Victoria Secretly Signs Up for China’s Belt and Road Initiative
The Victoria state government surprised Australia’s federal government with its decision to sign a memorandum of understanding (MOU) with China on October 25 regarding its involvement with Chinese President Xi Jinping’s Belt and Road Initiative (BRI). Prime Minister Scott Morrison rebuked the decision, claiming that he was “‘surprised’ that the Victorian government would involve itself in a ‘matter of international relations’ without discussing it first.” The Australian government has announced its official position to not become involved with the BRI. Victorian Premier and prominent opposition Labor Party leader Daniel Andrews touts the benefits of such a deal, insisting that “this new Australian-first agreement sums up everything we have achieved with China over the past four years—it means more trade and more Victorian jobs and an even stronger relationship with China.”

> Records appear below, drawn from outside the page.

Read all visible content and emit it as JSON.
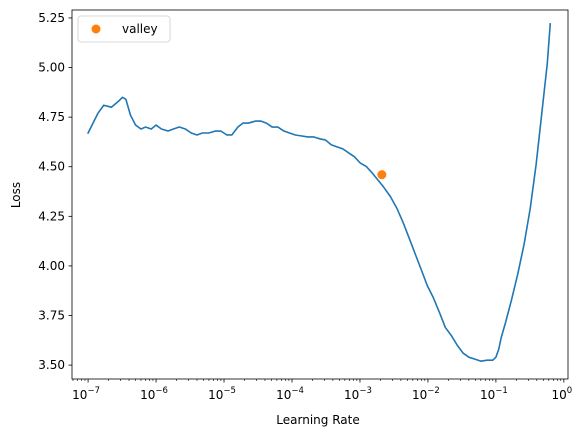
{
  "chart_data": {
    "type": "line",
    "title": "",
    "xlabel": "Learning Rate",
    "ylabel": "Loss",
    "x_scale": "log",
    "xlim": [
      5.8e-08,
      1.15
    ],
    "ylim": [
      3.43,
      5.29
    ],
    "grid": false,
    "legend_position": "top-left",
    "x_ticks": [
      {
        "value": 1e-07,
        "base": "10",
        "exp": "−7"
      },
      {
        "value": 1e-06,
        "base": "10",
        "exp": "−6"
      },
      {
        "value": 1e-05,
        "base": "10",
        "exp": "−5"
      },
      {
        "value": 0.0001,
        "base": "10",
        "exp": "−4"
      },
      {
        "value": 0.001,
        "base": "10",
        "exp": "−3"
      },
      {
        "value": 0.01,
        "base": "10",
        "exp": "−2"
      },
      {
        "value": 0.1,
        "base": "10",
        "exp": "−1"
      },
      {
        "value": 1,
        "base": "10",
        "exp": "0"
      }
    ],
    "y_ticks": [
      {
        "value": 3.5,
        "label": "3.50"
      },
      {
        "value": 3.75,
        "label": "3.75"
      },
      {
        "value": 4.0,
        "label": "4.00"
      },
      {
        "value": 4.25,
        "label": "4.25"
      },
      {
        "value": 4.5,
        "label": "4.50"
      },
      {
        "value": 4.75,
        "label": "4.75"
      },
      {
        "value": 5.0,
        "label": "5.00"
      },
      {
        "value": 5.25,
        "label": "5.25"
      }
    ],
    "series": [
      {
        "color": "#1f77b4",
        "x": [
          1e-07,
          1.4e-07,
          1.7e-07,
          2.2e-07,
          2.8e-07,
          3.2e-07,
          3.6e-07,
          4.2e-07,
          5e-07,
          6e-07,
          7e-07,
          8.5e-07,
          1e-06,
          1.2e-06,
          1.5e-06,
          1.8e-06,
          2.2e-06,
          2.7e-06,
          3.3e-06,
          4e-06,
          4.8e-06,
          6e-06,
          7.5e-06,
          9e-06,
          1.1e-05,
          1.3e-05,
          1.6e-05,
          1.9e-05,
          2.3e-05,
          2.9e-05,
          3.5e-05,
          4.2e-05,
          5.1e-05,
          6.2e-05,
          7.6e-05,
          9.2e-05,
          0.000112,
          0.00014,
          0.00017,
          0.00021,
          0.00026,
          0.00031,
          0.00038,
          0.00046,
          0.00056,
          0.00068,
          0.00083,
          0.001,
          0.00125,
          0.0015,
          0.0022,
          0.0028,
          0.0035,
          0.0043,
          0.0053,
          0.0065,
          0.008,
          0.0098,
          0.012,
          0.015,
          0.018,
          0.022,
          0.027,
          0.033,
          0.04,
          0.049,
          0.06,
          0.074,
          0.09,
          0.1,
          0.11,
          0.12,
          0.14,
          0.17,
          0.21,
          0.26,
          0.32,
          0.39,
          0.47,
          0.57,
          0.63
        ],
        "y": [
          4.67,
          4.77,
          4.81,
          4.8,
          4.83,
          4.85,
          4.84,
          4.76,
          4.71,
          4.69,
          4.7,
          4.69,
          4.71,
          4.69,
          4.68,
          4.69,
          4.7,
          4.69,
          4.67,
          4.66,
          4.67,
          4.67,
          4.68,
          4.68,
          4.66,
          4.66,
          4.7,
          4.72,
          4.72,
          4.73,
          4.73,
          4.72,
          4.7,
          4.7,
          4.68,
          4.67,
          4.66,
          4.655,
          4.65,
          4.65,
          4.64,
          4.635,
          4.61,
          4.6,
          4.59,
          4.57,
          4.55,
          4.52,
          4.5,
          4.47,
          4.4,
          4.35,
          4.29,
          4.22,
          4.14,
          4.06,
          3.98,
          3.9,
          3.84,
          3.76,
          3.69,
          3.65,
          3.6,
          3.56,
          3.54,
          3.53,
          3.52,
          3.525,
          3.525,
          3.54,
          3.58,
          3.64,
          3.72,
          3.83,
          3.96,
          4.11,
          4.29,
          4.51,
          4.76,
          5.02,
          5.22
        ]
      },
      {
        "name": "valley",
        "type": "scatter",
        "color": "#ff7f0e",
        "x": [
          0.0021
        ],
        "y": [
          4.46
        ]
      }
    ]
  }
}
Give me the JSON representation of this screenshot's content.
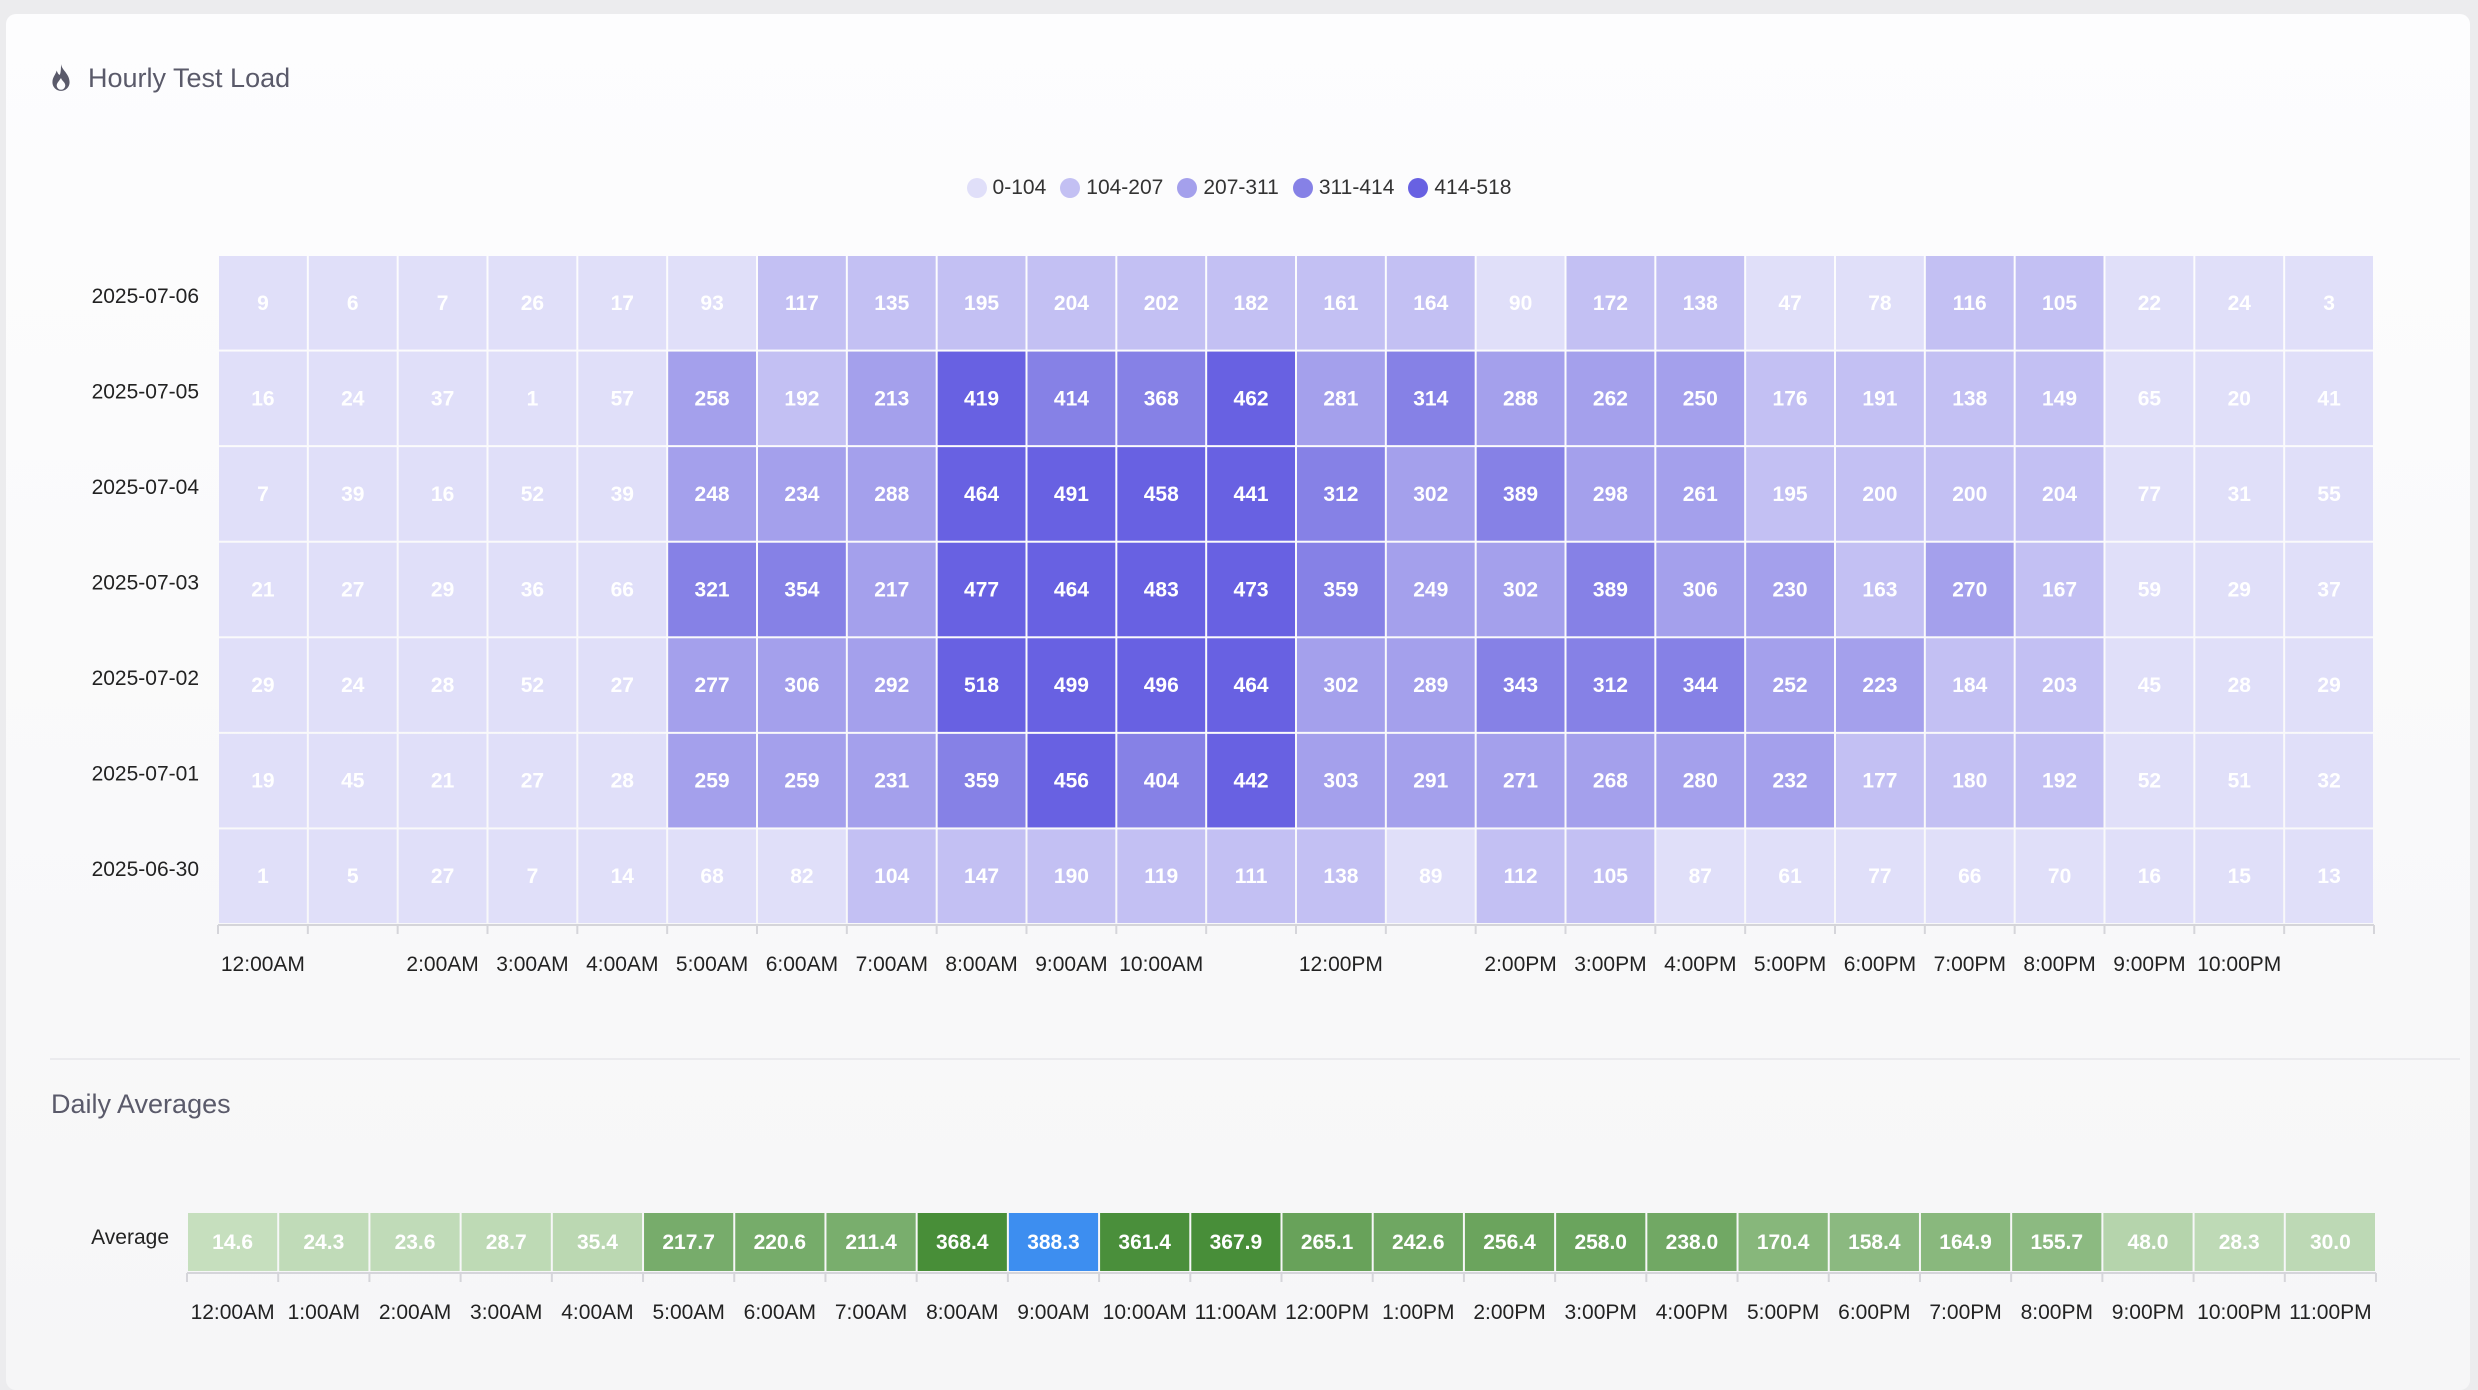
{
  "header": {
    "title": "Hourly Test Load",
    "icon": "flame-icon"
  },
  "chart_data": [
    {
      "type": "heatmap",
      "title": "Hourly Test Load",
      "legend": {
        "placement": "top-center",
        "ranges": [
          "0-104",
          "104-207",
          "207-311",
          "311-414",
          "414-518"
        ],
        "colors": [
          "#e0dff9",
          "#c3c0f3",
          "#a4a0ec",
          "#8681e6",
          "#6861e2"
        ]
      },
      "rows": [
        "2025-07-06",
        "2025-07-05",
        "2025-07-04",
        "2025-07-03",
        "2025-07-02",
        "2025-07-01",
        "2025-06-30"
      ],
      "columns": [
        "12:00AM",
        "1:00AM",
        "2:00AM",
        "3:00AM",
        "4:00AM",
        "5:00AM",
        "6:00AM",
        "7:00AM",
        "8:00AM",
        "9:00AM",
        "10:00AM",
        "11:00AM",
        "12:00PM",
        "1:00PM",
        "2:00PM",
        "3:00PM",
        "4:00PM",
        "5:00PM",
        "6:00PM",
        "7:00PM",
        "8:00PM",
        "9:00PM",
        "10:00PM",
        "11:00PM"
      ],
      "x_tick_labels": [
        "12:00AM",
        "",
        "2:00AM",
        "3:00AM",
        "4:00AM",
        "5:00AM",
        "6:00AM",
        "7:00AM",
        "8:00AM",
        "9:00AM",
        "10:00AM",
        "",
        "12:00PM",
        "",
        "2:00PM",
        "3:00PM",
        "4:00PM",
        "5:00PM",
        "6:00PM",
        "7:00PM",
        "8:00PM",
        "9:00PM",
        "10:00PM",
        ""
      ],
      "values": [
        [
          9,
          6,
          7,
          26,
          17,
          93,
          117,
          135,
          195,
          204,
          202,
          182,
          161,
          164,
          90,
          172,
          138,
          47,
          78,
          116,
          105,
          22,
          24,
          3
        ],
        [
          16,
          24,
          37,
          1,
          57,
          258,
          192,
          213,
          419,
          414,
          368,
          462,
          281,
          314,
          288,
          262,
          250,
          176,
          191,
          138,
          149,
          65,
          20,
          41
        ],
        [
          7,
          39,
          16,
          52,
          39,
          248,
          234,
          288,
          464,
          491,
          458,
          441,
          312,
          302,
          389,
          298,
          261,
          195,
          200,
          200,
          204,
          77,
          31,
          55
        ],
        [
          21,
          27,
          29,
          36,
          66,
          321,
          354,
          217,
          477,
          464,
          483,
          473,
          359,
          249,
          302,
          389,
          306,
          230,
          163,
          270,
          167,
          59,
          29,
          37
        ],
        [
          29,
          24,
          28,
          52,
          27,
          277,
          306,
          292,
          518,
          499,
          496,
          464,
          302,
          289,
          343,
          312,
          344,
          252,
          223,
          184,
          203,
          45,
          28,
          29
        ],
        [
          19,
          45,
          21,
          27,
          28,
          259,
          259,
          231,
          359,
          456,
          404,
          442,
          303,
          291,
          271,
          268,
          280,
          232,
          177,
          180,
          192,
          52,
          51,
          32
        ],
        [
          1,
          5,
          27,
          7,
          14,
          68,
          82,
          104,
          147,
          190,
          119,
          111,
          138,
          89,
          112,
          105,
          87,
          61,
          77,
          66,
          70,
          16,
          15,
          13
        ]
      ]
    },
    {
      "type": "heatmap",
      "title": "Daily Averages",
      "rows": [
        "Average"
      ],
      "columns": [
        "12:00AM",
        "1:00AM",
        "2:00AM",
        "3:00AM",
        "4:00AM",
        "5:00AM",
        "6:00AM",
        "7:00AM",
        "8:00AM",
        "9:00AM",
        "10:00AM",
        "11:00AM",
        "12:00PM",
        "1:00PM",
        "2:00PM",
        "3:00PM",
        "4:00PM",
        "5:00PM",
        "6:00PM",
        "7:00PM",
        "8:00PM",
        "9:00PM",
        "10:00PM",
        "11:00PM"
      ],
      "x_tick_labels": [
        "12:00AM",
        "1:00AM",
        "2:00AM",
        "3:00AM",
        "4:00AM",
        "5:00AM",
        "6:00AM",
        "7:00AM",
        "8:00AM",
        "9:00AM",
        "10:00AM",
        "11:00AM",
        "12:00PM",
        "1:00PM",
        "2:00PM",
        "3:00PM",
        "4:00PM",
        "5:00PM",
        "6:00PM",
        "7:00PM",
        "8:00PM",
        "9:00PM",
        "10:00PM",
        "11:00PM"
      ],
      "values": [
        [
          "14.6",
          "24.3",
          "23.6",
          "28.7",
          "35.4",
          "217.7",
          "220.6",
          "211.4",
          "368.4",
          "388.3",
          "361.4",
          "367.9",
          "265.1",
          "242.6",
          "256.4",
          "258.0",
          "238.0",
          "170.4",
          "158.4",
          "164.9",
          "155.7",
          "48.0",
          "28.3",
          "30.0"
        ]
      ],
      "highlight_color": "#3d8ef0",
      "highlight_index": 9
    }
  ],
  "averages_title": "Daily Averages"
}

The BRI is China’s attempt to increase its global influence and soft power by financing large infrastructure projects through grants and loans to countries around the world. The large-scale projects often come “with the requirement that Chinese companies be heavily involved in planning and construction.” In many cases, the loan packages necessary have been defaulted on by the borrowing countries, leading China to demand substantial concessions. Such was the case when Sri Lanka conceded a new submarine port to China for 99 years.
Although Australia had signed a national MOU earlier this year commiting Australia to closer economic ties with China and cooperation on development projects in developing nations, these MOUs have remained confidential because China has not agreed to release them. A release to the public could, in Department of Foreign Affairs and Trade official Elly Lawson’s words, “damage the government’s relationship with China … as well as with other governments and international organizations with whom Australia has concluded MOUs.”
While the details of the deal remain unclear, China may be setting an important precedent in the spread of its program. If the MOU between China and Victoria is upheld, Xi would effectively “sidestep national leaders in Canberra and court states individually.” Transparency and security in these trade deals with China remain critical as Australia seeks a balance between strong economic ties with China and its strategic partnership with the United States.